Rheinische Post - Mönchengladbach and Korschenbroich
Knapp ein Drittel arbeitet im Homeoffice
Das Münchner Ifo-Institut sieht bei der mobilen Arbeit in der Pandemie „noch viel Luft nach oben“.
BERLIN In deutschen Unternehmen arbeiten derzeit 31,7 Prozent der Beschäftigten laut einer Umfrage des Münchner Ifo-Instituts für Wirtschaftsforschung teilweise oder vollständig im Homeoffice. Dies geht aus der repräsentativen Befragung der Ökonomen bei Unternehmen im März hervor. „Deutschland hat noch viel Luft nach oben“, sagte Oliver Falck, Leiter des Ifo-Zentrums für neue Technologien. „Wir schätzen das Potenzial für Homeoffice auf 56 Prozent der Beschäftigten.“
Im Februar hatten die Münchner Wirtschaftsforscher noch eine Heimarbeitsquote von 30,3 Prozent ermittelt. „Homeoffice könnte im Kampf gegen die Corona-Pandemie viel mehr als Mittel des sozialen Abstands bei gleichzeitiger Aufrechterhaltung der Wirtschaft eingesetzt werden“, zeigte sich Ifo-Experte Falck überzeugt. Gleichzeitig zeige die vergleichsweise niedrige Quote, wie wichtig in den Betrieben konsequente Corona-Tests am Arbeitsplatz seien. Die Bundesregierung will in der kommenden Woche entscheiden, ob sie eine Testpflicht in Unternehmen einführt.

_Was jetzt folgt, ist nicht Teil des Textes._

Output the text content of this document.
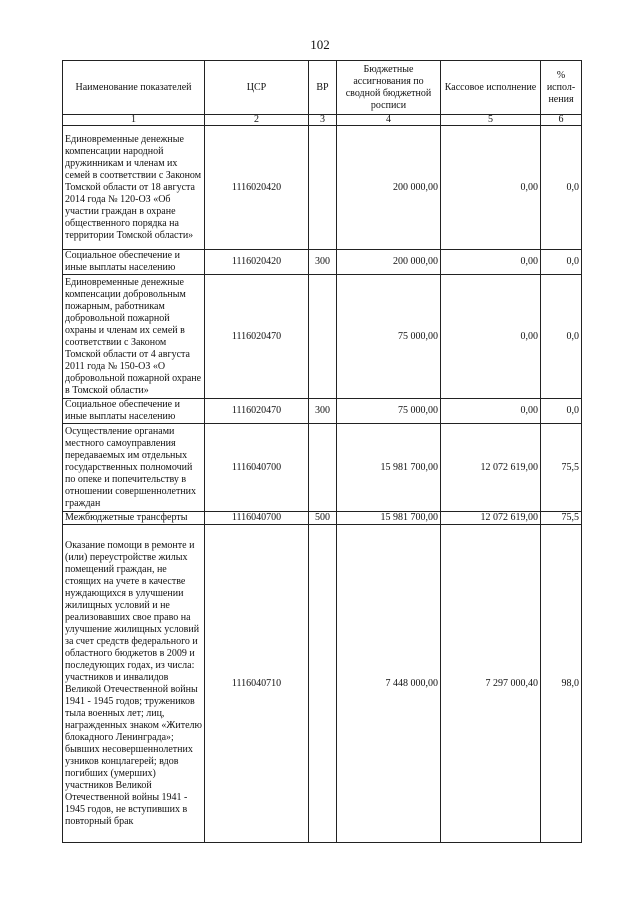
102
Наименование показателей	ЦСР	ВР	Бюджетные ассигнования по сводной бюджетной росписи	Кассовое исполнение	% испол-нения
1	2	3	4	5	6
Единовременные денежные компенсации народной дружинникам и членам их семей в соответствии с Законом Томской области от 18 августа 2014 года № 120-ОЗ «Об участии граждан в охране общественного порядка на территории Томской области»	1116020420		200 000,00	0,00	0,0
Социальное обеспечение и иные выплаты населению	1116020420	300	200 000,00	0,00	0,0
Единовременные денежные компенсации добровольным пожарным, работникам добровольной пожарной охраны и членам их семей в соответствии с Законом Томской области от 4 августа 2011 года № 150-ОЗ «О добровольной пожарной охране в Томской области»	1116020470		75 000,00	0,00	0,0
Социальное обеспечение и иные выплаты населению	1116020470	300	75 000,00	0,00	0,0
Осуществление органами местного самоуправления передаваемых им отдельных государственных полномочий по опеке и попечительству в отношении совершеннолетних граждан	1116040700		15 981 700,00	12 072 619,00	75,5
Межбюджетные трансферты	1116040700	500	15 981 700,00	12 072 619,00	75,5
Оказание помощи в ремонте и (или) переустройстве жилых помещений граждан, не стоящих на учете в качестве нуждающихся в улучшении жилищных условий и не реализовавших свое право на улучшение жилищных условий за счет средств федерального и областного бюджетов в 2009 и последующих годах, из числа: участников и инвалидов Великой Отечественной войны 1941 - 1945 годов; тружеников тыла военных лет; лиц, награжденных знаком «Жителю блокадного Ленинграда»; бывших несовершеннолетних узников концлагерей; вдов погибших (умерших) участников Великой Отечественной войны 1941 - 1945 годов, не вступивших в повторный брак	1116040710		7 448 000,00	7 297 000,40	98,0
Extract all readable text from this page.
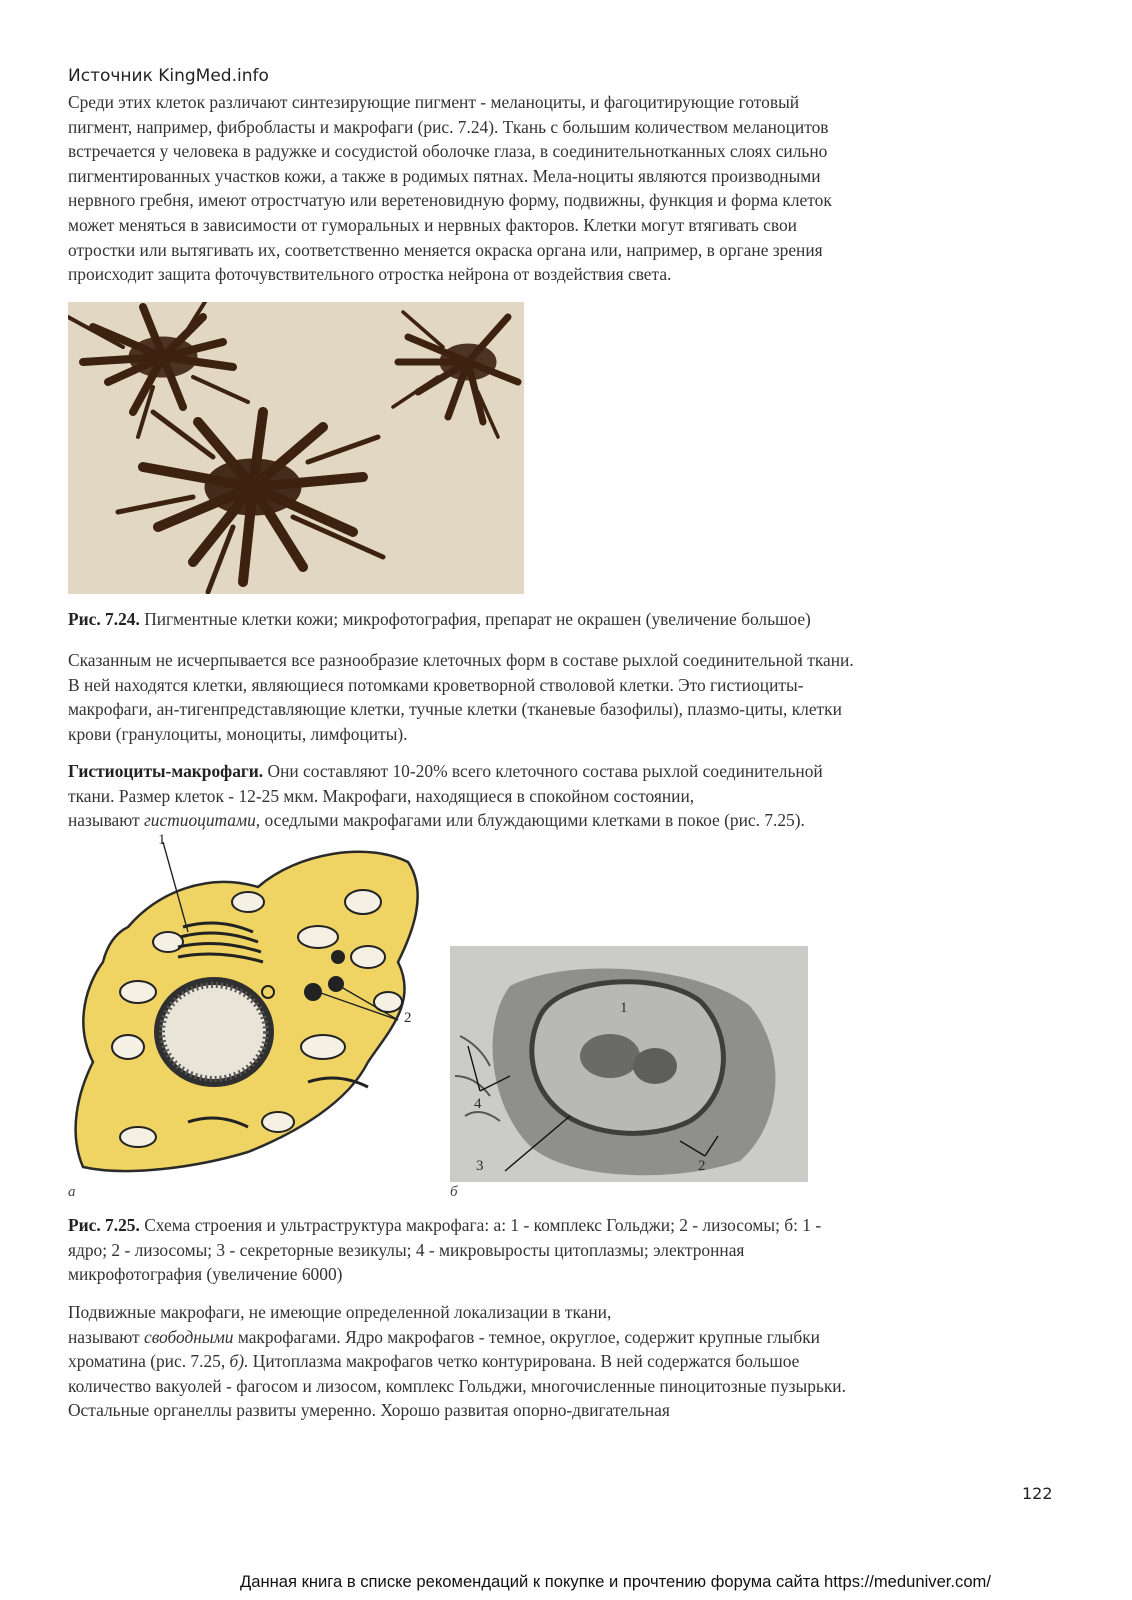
Источник KingMed.info

Среди этих клеток различают синтезирующие пигмент - меланоциты, и фагоцитирующие готовый
пигмент, например, фибробласты и макрофаги (рис. 7.24). Ткань с большим количеством меланоцитов
встречается у человека в радужке и сосудистой оболочке глаза, в соединительнотканных слоях сильно
пигментированных участков кожи, а также в родимых пятнах. Мела-ноциты являются производными
нервного гребня, имеют отростчатую или веретеновидную форму, подвижны, функция и форма клеток
может меняться в зависимости от гуморальных и нервных факторов. Клетки могут втягивать свои
отростки или вытягивать их, соответственно меняется окраска органа или, например, в органе зрения
происходит защита фоточувствительного отростка нейрона от воздействия света.

Рис. 7.24. Пигментные клетки кожи; микрофотография, препарат не окрашен (увеличение большое)

Сказанным не исчерпывается все разнообразие клеточных форм в составе рыхлой соединительной ткани.
В ней находятся клетки, являющиеся потомками кроветворной стволовой клетки. Это гистиоциты-
макрофаги, ан-тигенпредставляющие клетки, тучные клетки (тканевые базофилы), плазмо-циты, клетки
крови (гранулоциты, моноциты, лимфоциты).

Гистиоциты-макрофаги. Они составляют 10-20% всего клеточного состава рыхлой соединительной
ткани. Размер клеток - 12-25 мкм. Макрофаги, находящиеся в спокойном состоянии,
называют гистиоцитами, оседлыми макрофагами или блуждающими клетками в покое (рис. 7.25).

1
2
а
1
2
3
4
б

Рис. 7.25. Схема строения и ультраструктура макрофага: а: 1 - комплекс Гольджи; 2 - лизосомы; б: 1 -
ядро; 2 - лизосомы; 3 - секреторные везикулы; 4 - микровыросты цитоплазмы; электронная
микрофотография (увеличение 6000)

Подвижные макрофаги, не имеющие определенной локализации в ткани,
называют свободными макрофагами. Ядро макрофагов - темное, округлое, содержит крупные глыбки
хроматина (рис. 7.25, б). Цитоплазма макрофагов четко контурирована. В ней содержатся большое
количество вакуолей - фагосом и лизосом, комплекс Гольджи, многочисленные пиноцитозные пузырьки.
Остальные органеллы развиты умеренно. Хорошо развитая опорно-двигательная

122
Данная книга в списке рекомендаций к покупке и прочтению форума сайта https://meduniver.com/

Der Anteil der Beschäftigten im Homeoffice unterscheidet sich stark nach Sektoren. Während er bei den Dienstleistern im März bei 42,6 Prozent lag, erreichte er im verarbeitenden Gewerbe 23,4 Prozent und im Handel 19 Prozent (Großhandel: 24,3 Prozent, Einzelhandel: 11,4 Prozent). Die weitgehend stabile Quote an Beschäftigten, die teilweise oder vollständig im Homeoffice arbeiten, verberge möglicherweise einen Rückgang bei der individuellen Homeoffice-Nutzung, erklärte Falck.
Aktuelle Mobilitätsdaten von Google zeigten, dass die Arbeitsmobilität in Deutschland bereits seit der zweiten Februarhälfte wieder steige und aktuell auf dem Niveau von Oktober 2020 – also vor dem zweiten Lockdown – liege. Diese Werte legten nahe, dass insgesamt wieder mehr Beschäftigte zumindest teilweise im Betrieb arbeiteten.
„Die Studie beschreibt in beeindruckender Weise die Erfolge, die Arbeitgeber und Beschäftigte bei mobilen Arbeitsformen in der letzten Zeit erreicht haben“, sagte Steffen Kampeter, Hauptgeschäftsführer der Bundesvereinigung der Arbeitgeberverbände. Er äußerte sich aber skeptisch zu den für die Zukunft genannten Zahlen: „Ein dickes Fragezeichen mache ich bei den Potenzialbetrachtungen. Ob und wer mobil arbeitet, ist eine Entscheidung, die Beschäftigte und Arbeitgeber gemeinsam treffen“, so Kampeter. „Eine wissenschaftliche Potenzialbetrachtung ist dagegen ein theoretisches Konstrukt, welches weder die betrieblichen Realitäten noch die Präferenzen der Beteiligten hinreichend abbildet. Keine Umfrage und kein wissenschaftliches Institut kann entscheiden, wie Beschäftigte in den Betrieben eingesetzt werden“, sagte Kampeter.